Not long ago, I was roundly chastised by an unclean, uneducated chap (no, not Don Rumsfeld)because of my strict adherence to an instinctive, but unwritten, set of rules regarding Men's Room Protocol. Here, beloved, is further evidence that I do not tire of being right all of the time.
Although not captured in the video, there are other rules:
1) While using the urinal, do not lean against the wall with either or both arms, hands, shoulders, etc.
2) Do not use your cell phone while depositing butt pudding.
3) Any person using the cell phone while seated is not entitled to any cease-fire of the flusher.
4) Do not stand around outside the bathroom waiting for a colleague. They can find the beer vendor all by themselves.
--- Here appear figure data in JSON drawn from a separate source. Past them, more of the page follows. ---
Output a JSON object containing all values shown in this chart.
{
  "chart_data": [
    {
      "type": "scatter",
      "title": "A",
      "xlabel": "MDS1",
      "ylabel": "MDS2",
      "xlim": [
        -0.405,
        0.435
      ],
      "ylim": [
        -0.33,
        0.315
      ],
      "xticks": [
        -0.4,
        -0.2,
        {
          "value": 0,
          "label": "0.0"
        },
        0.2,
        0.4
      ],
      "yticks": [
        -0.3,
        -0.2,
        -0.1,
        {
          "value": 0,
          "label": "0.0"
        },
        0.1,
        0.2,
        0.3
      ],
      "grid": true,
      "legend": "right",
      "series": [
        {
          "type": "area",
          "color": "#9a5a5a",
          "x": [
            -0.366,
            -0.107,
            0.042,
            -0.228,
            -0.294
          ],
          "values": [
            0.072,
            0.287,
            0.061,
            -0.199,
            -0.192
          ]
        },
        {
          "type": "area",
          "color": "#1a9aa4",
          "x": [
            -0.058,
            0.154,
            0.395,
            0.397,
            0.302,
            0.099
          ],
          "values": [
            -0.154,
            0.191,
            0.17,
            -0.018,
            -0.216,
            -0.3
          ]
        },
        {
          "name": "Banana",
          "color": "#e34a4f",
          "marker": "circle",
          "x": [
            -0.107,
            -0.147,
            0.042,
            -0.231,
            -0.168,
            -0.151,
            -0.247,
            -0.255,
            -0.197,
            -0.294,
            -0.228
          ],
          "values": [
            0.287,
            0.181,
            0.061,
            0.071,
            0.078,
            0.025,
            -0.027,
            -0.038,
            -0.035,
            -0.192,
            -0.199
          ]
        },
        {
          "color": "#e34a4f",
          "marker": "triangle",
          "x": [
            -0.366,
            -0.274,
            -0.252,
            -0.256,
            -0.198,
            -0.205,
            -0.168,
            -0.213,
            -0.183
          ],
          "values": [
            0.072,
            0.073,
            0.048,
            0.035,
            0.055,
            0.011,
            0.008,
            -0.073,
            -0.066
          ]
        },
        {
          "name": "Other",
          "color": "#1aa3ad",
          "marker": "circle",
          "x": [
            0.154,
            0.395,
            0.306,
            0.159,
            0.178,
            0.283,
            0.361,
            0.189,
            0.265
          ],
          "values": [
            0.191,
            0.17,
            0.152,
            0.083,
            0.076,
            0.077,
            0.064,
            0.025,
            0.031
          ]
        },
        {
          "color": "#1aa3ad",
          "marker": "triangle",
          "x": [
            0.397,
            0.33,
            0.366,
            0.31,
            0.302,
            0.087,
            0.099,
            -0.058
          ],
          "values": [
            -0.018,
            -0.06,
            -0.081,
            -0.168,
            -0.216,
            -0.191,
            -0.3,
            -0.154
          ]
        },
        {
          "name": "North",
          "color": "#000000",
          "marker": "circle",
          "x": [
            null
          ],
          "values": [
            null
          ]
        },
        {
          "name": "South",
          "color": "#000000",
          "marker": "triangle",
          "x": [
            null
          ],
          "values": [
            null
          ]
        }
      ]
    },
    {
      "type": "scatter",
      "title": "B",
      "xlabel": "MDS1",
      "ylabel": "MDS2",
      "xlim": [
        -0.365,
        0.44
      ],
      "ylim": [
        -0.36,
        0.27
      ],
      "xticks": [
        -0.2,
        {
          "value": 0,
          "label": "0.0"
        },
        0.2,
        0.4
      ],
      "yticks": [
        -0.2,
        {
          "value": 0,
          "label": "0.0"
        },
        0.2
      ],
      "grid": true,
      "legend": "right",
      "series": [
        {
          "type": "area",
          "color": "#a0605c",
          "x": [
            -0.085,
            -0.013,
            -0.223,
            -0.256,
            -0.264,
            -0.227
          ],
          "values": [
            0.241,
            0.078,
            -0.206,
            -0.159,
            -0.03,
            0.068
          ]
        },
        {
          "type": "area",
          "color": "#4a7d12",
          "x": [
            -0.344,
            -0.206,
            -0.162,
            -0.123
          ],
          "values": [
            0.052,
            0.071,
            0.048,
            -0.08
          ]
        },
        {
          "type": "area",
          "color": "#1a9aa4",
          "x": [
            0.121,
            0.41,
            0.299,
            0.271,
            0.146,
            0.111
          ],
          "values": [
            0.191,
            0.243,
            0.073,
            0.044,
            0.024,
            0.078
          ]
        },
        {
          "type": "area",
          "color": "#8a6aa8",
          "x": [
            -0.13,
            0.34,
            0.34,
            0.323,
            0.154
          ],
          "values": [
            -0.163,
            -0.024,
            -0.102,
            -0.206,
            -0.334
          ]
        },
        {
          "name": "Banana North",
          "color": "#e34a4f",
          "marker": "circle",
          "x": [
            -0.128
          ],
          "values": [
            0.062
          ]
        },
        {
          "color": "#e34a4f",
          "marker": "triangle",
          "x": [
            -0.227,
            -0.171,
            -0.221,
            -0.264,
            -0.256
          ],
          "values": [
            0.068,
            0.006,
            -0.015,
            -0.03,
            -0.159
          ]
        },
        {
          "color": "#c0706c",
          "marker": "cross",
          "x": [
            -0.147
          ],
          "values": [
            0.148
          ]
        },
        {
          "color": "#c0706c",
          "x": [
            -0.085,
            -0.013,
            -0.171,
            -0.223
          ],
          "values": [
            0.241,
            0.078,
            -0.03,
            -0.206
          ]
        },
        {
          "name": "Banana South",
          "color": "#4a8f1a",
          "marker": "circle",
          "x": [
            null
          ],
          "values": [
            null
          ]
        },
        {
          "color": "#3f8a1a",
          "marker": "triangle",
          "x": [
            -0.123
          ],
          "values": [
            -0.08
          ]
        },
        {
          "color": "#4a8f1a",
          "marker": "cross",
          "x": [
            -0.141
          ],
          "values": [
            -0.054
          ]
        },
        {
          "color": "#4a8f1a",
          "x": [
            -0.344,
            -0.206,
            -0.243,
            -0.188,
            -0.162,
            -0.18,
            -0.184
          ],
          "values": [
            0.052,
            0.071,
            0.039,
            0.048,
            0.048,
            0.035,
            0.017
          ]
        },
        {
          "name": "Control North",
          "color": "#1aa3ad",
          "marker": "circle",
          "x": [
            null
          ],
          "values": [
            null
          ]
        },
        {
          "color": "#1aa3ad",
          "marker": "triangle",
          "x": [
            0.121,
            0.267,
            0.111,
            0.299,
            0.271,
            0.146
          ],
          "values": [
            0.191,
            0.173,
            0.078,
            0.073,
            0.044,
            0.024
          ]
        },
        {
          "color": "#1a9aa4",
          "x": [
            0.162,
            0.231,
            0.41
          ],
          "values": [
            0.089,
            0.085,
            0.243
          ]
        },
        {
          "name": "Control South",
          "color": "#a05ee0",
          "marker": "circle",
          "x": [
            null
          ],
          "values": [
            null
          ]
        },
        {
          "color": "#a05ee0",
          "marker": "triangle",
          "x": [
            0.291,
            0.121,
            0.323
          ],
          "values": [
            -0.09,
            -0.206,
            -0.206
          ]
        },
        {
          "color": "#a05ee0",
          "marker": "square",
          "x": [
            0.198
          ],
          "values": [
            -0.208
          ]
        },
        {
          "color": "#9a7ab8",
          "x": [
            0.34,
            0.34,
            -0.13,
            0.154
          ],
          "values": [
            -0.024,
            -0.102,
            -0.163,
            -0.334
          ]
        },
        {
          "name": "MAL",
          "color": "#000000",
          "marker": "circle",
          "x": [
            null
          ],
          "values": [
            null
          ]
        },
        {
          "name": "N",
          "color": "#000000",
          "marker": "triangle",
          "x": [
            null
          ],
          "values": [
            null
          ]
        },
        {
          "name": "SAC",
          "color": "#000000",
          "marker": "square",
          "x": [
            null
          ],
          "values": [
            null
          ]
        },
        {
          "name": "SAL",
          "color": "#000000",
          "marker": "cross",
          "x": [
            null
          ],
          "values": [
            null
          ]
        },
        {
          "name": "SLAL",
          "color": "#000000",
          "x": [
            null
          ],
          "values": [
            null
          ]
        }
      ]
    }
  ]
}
5) Since builders insist on putting changing tables in men's rooms, and have alerted women to this fact:
a) Men with small children in tow have the right of way
b) Men with small children in tow, while using said changing tables, are exempt from all posted rules.
6) Finally, do NOT cross the streams. That shit was funny in Ghost Busters, about the same time that you went on your first Boy Scout campout, had too much to drink, and joined in "pissing out" the camp fire. That is not acceptable behavior now.
Bringing peace on earth, good will to men, and far more pleasant, civil experiences in public restrooms... Formerly Living.